Am Elisabeth-Krankenhaus in Essen stehen neben dem Kinderneurologischen Zentrum und dem Sozialpädiatrischen Zentrum auch die Klinik für Neu- und Frühgeborene, die Klinik für Kinder- und Jugendmedizin sowie die Klinik für Kinderchirurgie als Ansprechpartner für kranke Kinder zur Verfügung. Es wird so das gesamte Bild der pädiatrischen Erkrankungen abgebildet. Die enge Zusammenarbeit und Kooperation der oben genannten Kliniken ermöglicht es das Kind und deren Familien nicht nur als „Wesen mit einem bestimmten Symptom oder Krankheit“ zu sehen, sondern das Kind als Gesamtes im Kontext des Umfeldes und der Familie zu sehen und zu betreuen. Zusätzlich besteht eine Zusammenarbeit und Kooperation mit den umliegenden neuropädiatrischen Zentren des Ruhrgebietes, wie z.B.

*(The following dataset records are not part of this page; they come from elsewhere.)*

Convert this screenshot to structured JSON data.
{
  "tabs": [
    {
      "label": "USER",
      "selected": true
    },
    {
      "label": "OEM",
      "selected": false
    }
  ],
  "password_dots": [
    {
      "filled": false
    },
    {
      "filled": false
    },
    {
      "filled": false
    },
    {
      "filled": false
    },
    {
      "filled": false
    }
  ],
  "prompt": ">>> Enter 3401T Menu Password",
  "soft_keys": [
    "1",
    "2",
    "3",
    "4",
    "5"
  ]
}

•    der Universitätsklinik in Essen,
•    dem Kinderneurologischen Zentrums in Düsseldorf-Gerresheim und
•    der Abteilung für Neuropädiatrie am Klinikum Duisburg.

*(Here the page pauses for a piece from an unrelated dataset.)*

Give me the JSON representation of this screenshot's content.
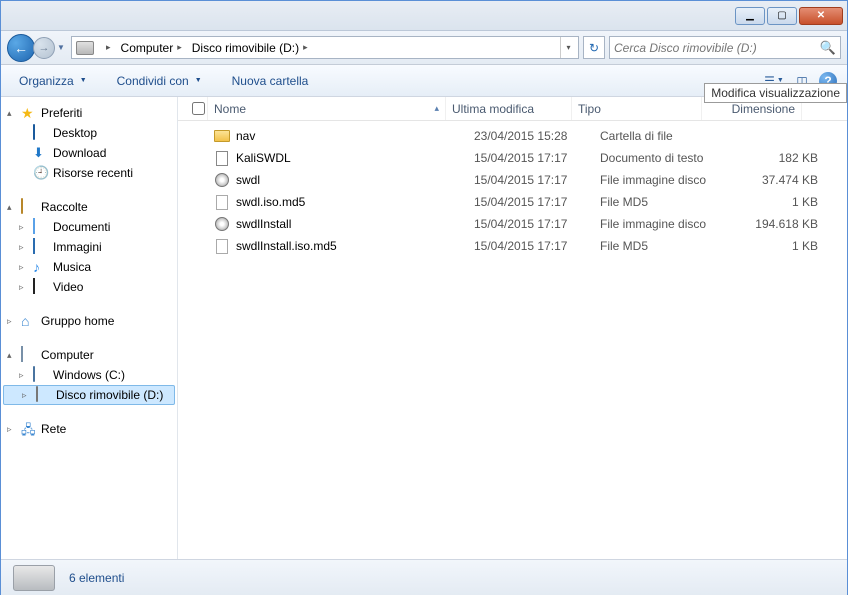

Viermal jährlich nimmt das Kinderneurologische Zentrum am Qualitätszirkel der neuropädiatrischen Kollegen in Nordrhein-Westfalen teil. Zusätzlich gibt es eine enge Kooperation mit den niedergelassenen Neuropädiatern in Essen. Kinder mit Hydrocephalus und anderen neurochirurgischen Fragestellungen werden von den neurochirurgischen Abteilungen anderer Kliniken (vor allem Universitätsklinik in Essen und Klinikum Duisburg) mitbehandelt. Bezüglich Kindern mit neurokutanen Syndromen (z.B. Tuberöse-Sklerose oder Neurofibromatose Typ 1 gibt es eine enge Kooperation mit Prof. Dr. med. Thorsten Rosenbaum am Klinikum Duisburg.